Health & Medical Depression

Maternal Depression May Correlate With Daughter's Earlier Puberty

Maternal Depression May Correlate With Daughter's Earlier Puberty March 24, 2000 (Lake Worth, Fla.) -- A study from two researchers in New Zealand theorized that a mother's stress, mood disorders, or divorce may be related to their daughters' earlier puberty. When they looked at 87 girls and their mothers, 67 of whom had mood disorders, their theory seemed sound.

While the study, which appears in the March/April issue of the journal Child Development, shows a correlation between mothers with mood disorders and their daughters' earlier puberty, Bruce J. Ellis, PhD, one of the researchers, says that a direct cause and effect relationship cannot be shown.

"Both marital and family dysfunction and early pubertal timing in daughters may be caused by common underlying genetic factors," he tells WebMD. Ellis is a lecturer in psychology at the University of Canterbury in New Zealand.

The study only looked at maternal depression, family conflict, divorce and remarriage, and when puberty began. Other factors that are known to cause early puberty, such as genetics and nutrition, were not looked at.

Puberty is starting younger and younger with each generation, according to Hadine Joffe, MD, who is director of the Women's Center for Behavior Endocrinology at McLean Hospital at Harvard Medical School. Joffe, who reviewed the study for WebMD, says the findings are an interesting evolutionary hypothesis.

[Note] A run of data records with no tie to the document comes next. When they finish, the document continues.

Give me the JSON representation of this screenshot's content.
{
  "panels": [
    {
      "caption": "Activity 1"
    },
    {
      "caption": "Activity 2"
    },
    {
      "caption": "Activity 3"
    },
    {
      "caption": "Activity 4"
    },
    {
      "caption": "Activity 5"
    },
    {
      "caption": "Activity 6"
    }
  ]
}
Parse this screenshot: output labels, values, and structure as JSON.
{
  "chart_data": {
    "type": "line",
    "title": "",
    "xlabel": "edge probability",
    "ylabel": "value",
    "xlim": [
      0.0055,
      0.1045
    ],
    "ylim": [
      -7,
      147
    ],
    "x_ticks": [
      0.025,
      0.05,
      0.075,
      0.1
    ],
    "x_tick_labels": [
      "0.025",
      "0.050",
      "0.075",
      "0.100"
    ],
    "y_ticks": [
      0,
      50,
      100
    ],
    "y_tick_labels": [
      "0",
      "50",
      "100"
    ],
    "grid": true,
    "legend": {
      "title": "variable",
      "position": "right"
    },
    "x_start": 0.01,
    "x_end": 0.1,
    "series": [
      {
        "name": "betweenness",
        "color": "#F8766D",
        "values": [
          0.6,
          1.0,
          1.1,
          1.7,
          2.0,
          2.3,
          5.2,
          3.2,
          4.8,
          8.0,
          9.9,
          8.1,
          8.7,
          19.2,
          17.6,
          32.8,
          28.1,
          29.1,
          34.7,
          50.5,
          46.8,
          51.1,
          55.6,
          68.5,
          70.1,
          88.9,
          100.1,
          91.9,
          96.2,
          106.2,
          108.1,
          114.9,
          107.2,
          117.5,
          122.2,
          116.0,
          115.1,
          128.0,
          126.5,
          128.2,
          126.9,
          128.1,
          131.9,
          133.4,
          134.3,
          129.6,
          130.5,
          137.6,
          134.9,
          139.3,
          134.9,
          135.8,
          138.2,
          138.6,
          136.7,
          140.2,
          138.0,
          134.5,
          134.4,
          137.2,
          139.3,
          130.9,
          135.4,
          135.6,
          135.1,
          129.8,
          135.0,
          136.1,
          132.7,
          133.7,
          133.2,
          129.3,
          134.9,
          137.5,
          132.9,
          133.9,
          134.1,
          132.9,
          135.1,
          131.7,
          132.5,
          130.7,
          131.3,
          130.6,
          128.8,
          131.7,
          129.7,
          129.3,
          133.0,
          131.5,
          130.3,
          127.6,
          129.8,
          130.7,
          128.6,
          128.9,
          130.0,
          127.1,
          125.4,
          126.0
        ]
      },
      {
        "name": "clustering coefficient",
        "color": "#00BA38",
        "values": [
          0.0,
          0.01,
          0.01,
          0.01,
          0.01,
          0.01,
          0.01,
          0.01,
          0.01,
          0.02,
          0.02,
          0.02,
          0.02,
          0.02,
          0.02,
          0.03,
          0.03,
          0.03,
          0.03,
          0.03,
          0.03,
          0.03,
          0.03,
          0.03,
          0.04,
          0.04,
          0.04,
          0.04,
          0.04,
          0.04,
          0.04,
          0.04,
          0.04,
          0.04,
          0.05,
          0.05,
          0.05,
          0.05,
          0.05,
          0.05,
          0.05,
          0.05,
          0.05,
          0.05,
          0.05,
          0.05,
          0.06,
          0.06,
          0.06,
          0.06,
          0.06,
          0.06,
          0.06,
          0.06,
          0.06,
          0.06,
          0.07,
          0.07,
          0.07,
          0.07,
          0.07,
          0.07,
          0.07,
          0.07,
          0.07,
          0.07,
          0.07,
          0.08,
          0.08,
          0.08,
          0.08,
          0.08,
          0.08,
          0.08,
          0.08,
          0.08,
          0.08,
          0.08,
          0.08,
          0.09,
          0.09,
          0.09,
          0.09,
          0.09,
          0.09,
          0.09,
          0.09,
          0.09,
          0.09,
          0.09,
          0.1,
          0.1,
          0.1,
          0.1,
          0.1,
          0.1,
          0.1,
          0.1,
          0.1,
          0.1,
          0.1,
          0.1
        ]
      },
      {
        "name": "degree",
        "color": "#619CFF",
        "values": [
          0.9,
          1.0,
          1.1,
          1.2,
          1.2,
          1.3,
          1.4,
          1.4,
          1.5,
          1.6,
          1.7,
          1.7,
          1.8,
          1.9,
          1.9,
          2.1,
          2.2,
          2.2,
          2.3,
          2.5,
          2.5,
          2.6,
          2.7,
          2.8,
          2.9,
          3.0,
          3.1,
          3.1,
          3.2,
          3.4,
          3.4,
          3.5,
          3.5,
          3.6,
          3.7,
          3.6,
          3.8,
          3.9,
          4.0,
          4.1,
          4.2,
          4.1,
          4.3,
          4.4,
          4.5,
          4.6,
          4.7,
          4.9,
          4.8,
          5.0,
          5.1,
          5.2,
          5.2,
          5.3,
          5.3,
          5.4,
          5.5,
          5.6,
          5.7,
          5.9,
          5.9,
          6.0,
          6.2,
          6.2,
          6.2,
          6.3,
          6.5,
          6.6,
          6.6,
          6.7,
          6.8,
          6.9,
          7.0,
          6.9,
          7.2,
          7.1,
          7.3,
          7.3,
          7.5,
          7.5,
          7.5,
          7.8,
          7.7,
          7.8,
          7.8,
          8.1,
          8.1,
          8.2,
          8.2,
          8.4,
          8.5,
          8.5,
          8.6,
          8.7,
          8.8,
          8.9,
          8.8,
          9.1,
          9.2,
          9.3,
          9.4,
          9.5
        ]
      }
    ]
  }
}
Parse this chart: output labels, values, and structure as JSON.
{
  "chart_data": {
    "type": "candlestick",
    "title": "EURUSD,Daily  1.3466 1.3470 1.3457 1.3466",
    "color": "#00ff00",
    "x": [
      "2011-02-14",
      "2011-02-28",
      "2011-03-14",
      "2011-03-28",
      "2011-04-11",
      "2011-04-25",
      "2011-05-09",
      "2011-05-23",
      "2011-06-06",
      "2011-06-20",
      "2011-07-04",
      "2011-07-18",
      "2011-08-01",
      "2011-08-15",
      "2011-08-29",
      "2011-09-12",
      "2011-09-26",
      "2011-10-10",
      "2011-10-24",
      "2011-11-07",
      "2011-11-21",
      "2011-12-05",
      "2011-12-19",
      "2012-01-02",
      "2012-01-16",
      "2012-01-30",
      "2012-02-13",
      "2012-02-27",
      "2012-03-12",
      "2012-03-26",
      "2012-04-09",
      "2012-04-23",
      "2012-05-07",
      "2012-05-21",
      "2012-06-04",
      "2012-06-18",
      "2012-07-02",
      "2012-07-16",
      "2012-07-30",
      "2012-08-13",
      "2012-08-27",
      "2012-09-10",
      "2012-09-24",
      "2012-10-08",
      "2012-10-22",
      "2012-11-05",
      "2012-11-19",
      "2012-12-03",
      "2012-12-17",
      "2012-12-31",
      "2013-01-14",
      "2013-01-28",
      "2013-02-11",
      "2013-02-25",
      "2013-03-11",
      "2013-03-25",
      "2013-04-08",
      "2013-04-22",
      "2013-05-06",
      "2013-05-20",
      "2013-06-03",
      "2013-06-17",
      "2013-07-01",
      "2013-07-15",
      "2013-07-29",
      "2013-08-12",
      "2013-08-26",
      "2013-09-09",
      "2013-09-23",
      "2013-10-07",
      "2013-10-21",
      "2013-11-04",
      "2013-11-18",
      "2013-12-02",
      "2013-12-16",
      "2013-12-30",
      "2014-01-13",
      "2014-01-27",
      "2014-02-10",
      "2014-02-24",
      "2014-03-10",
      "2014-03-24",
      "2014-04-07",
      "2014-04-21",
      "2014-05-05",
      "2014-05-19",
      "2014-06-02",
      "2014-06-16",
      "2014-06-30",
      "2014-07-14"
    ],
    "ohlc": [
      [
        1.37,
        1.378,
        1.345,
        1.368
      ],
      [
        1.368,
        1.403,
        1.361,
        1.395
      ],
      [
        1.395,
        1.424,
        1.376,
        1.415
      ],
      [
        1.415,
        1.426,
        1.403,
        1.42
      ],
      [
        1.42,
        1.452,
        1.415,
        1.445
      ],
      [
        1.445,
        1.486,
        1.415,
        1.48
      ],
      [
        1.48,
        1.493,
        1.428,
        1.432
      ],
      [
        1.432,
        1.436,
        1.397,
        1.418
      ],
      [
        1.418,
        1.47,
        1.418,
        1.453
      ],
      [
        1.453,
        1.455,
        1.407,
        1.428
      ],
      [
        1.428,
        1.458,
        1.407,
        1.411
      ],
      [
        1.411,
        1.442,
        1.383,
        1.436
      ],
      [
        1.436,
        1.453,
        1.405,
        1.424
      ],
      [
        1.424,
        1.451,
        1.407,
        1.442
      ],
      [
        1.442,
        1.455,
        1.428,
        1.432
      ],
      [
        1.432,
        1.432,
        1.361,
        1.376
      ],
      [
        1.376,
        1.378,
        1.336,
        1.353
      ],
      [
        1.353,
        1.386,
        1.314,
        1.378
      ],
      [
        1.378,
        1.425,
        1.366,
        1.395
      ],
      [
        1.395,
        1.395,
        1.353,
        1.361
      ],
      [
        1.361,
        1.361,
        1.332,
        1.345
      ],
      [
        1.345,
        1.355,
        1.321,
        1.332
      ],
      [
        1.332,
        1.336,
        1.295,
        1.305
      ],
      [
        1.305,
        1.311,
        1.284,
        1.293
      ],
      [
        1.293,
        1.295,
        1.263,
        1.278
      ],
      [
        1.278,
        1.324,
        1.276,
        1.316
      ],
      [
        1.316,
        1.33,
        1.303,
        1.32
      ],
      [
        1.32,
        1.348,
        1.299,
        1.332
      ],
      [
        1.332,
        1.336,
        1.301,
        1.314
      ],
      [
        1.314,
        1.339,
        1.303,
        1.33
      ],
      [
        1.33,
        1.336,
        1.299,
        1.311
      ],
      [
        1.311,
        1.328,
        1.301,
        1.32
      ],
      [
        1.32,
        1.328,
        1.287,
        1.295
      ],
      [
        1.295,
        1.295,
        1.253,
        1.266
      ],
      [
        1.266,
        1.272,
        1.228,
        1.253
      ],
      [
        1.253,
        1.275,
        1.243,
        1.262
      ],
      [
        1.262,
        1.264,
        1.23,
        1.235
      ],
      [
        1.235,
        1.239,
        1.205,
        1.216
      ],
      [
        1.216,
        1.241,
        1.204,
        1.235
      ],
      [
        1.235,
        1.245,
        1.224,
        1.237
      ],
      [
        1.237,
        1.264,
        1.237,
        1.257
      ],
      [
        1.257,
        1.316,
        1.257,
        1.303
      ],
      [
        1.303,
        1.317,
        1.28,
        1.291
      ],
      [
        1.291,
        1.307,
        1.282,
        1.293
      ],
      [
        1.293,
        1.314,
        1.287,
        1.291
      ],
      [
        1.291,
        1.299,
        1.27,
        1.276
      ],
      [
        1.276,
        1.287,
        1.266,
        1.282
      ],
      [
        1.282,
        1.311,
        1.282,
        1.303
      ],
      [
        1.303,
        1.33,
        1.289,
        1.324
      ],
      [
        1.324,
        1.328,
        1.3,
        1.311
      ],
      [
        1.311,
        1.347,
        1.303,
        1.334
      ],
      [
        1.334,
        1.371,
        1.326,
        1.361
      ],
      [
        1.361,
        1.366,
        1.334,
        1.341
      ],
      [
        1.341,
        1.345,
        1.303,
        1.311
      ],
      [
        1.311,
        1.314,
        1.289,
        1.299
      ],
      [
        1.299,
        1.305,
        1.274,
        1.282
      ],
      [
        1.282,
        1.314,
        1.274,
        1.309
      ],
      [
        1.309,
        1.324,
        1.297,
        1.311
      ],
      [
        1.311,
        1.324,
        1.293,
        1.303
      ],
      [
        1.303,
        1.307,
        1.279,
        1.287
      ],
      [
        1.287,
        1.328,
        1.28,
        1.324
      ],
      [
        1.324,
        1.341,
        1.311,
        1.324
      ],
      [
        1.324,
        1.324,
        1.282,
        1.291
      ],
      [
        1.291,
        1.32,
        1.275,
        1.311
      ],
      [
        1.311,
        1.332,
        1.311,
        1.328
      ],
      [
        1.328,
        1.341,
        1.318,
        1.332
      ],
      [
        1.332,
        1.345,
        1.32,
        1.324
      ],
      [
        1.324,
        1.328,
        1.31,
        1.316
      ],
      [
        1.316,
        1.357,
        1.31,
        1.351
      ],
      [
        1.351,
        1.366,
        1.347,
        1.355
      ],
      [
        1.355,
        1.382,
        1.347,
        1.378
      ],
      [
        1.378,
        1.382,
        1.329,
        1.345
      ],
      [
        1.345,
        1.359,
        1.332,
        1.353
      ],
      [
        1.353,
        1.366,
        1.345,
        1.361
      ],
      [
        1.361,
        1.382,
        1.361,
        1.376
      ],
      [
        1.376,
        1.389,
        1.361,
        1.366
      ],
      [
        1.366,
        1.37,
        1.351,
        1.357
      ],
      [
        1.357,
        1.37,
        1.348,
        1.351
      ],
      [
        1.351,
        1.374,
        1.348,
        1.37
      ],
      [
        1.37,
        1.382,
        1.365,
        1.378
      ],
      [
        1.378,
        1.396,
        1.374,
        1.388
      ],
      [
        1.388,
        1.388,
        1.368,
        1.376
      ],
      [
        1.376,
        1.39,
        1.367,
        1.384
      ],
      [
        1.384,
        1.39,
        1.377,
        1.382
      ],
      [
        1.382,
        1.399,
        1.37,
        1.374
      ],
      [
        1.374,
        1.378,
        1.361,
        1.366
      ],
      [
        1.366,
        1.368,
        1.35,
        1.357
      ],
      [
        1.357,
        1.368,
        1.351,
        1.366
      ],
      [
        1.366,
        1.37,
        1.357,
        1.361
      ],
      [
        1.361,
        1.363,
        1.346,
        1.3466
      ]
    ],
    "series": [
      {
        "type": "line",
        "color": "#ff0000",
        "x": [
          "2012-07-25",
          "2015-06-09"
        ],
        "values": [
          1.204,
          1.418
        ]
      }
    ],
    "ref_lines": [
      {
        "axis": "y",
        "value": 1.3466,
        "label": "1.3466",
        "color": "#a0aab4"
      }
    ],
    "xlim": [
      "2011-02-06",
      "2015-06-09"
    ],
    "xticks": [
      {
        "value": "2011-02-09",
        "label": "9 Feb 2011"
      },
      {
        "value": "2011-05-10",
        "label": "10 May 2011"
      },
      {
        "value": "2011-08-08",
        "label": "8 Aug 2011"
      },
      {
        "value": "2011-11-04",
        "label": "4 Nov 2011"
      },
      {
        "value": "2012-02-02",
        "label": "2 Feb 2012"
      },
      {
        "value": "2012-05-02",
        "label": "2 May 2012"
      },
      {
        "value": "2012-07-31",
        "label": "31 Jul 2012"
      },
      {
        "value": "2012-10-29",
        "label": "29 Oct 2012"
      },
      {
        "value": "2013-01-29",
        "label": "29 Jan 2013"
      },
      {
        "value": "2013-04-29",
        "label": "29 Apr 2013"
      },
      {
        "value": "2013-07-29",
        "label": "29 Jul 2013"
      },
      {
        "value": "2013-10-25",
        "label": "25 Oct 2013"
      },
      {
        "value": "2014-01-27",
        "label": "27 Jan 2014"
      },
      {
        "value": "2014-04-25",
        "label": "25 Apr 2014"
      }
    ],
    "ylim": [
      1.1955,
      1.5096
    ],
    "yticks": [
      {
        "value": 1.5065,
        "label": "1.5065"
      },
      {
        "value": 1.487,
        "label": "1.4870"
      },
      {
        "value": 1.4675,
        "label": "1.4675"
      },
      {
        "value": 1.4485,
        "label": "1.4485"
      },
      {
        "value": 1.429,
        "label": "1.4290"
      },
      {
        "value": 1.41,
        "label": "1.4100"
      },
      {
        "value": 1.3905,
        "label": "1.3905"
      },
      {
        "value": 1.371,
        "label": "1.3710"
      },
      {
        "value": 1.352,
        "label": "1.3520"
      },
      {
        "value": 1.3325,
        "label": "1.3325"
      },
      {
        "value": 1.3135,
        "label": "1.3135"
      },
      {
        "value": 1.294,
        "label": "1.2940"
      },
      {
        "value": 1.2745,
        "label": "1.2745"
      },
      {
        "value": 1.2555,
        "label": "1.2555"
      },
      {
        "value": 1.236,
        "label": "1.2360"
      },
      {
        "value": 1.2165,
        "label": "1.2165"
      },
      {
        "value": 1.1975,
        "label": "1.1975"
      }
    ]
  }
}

The nature or nurture issue came up in the study when the authors noticed the correlation between the age of the daughter when the father left the household, and the exposure to either a stepfather or the mother's boyfriend. The researchers theorized that the influence of unrelated males on puberty could be due to pheromones. Pheromones are hormones that are thought to stimulate, through smell, sexual reactions in animals.

The pheromone theory goes along with a lot of recent interest in the sense of smell and its influence on behavior, says Arnold Licht, MD. Of course, he says, one has to be careful not to make broad associations that could have wide-range implications. More research needs to be done on the senses before this conclusion is reached, he says.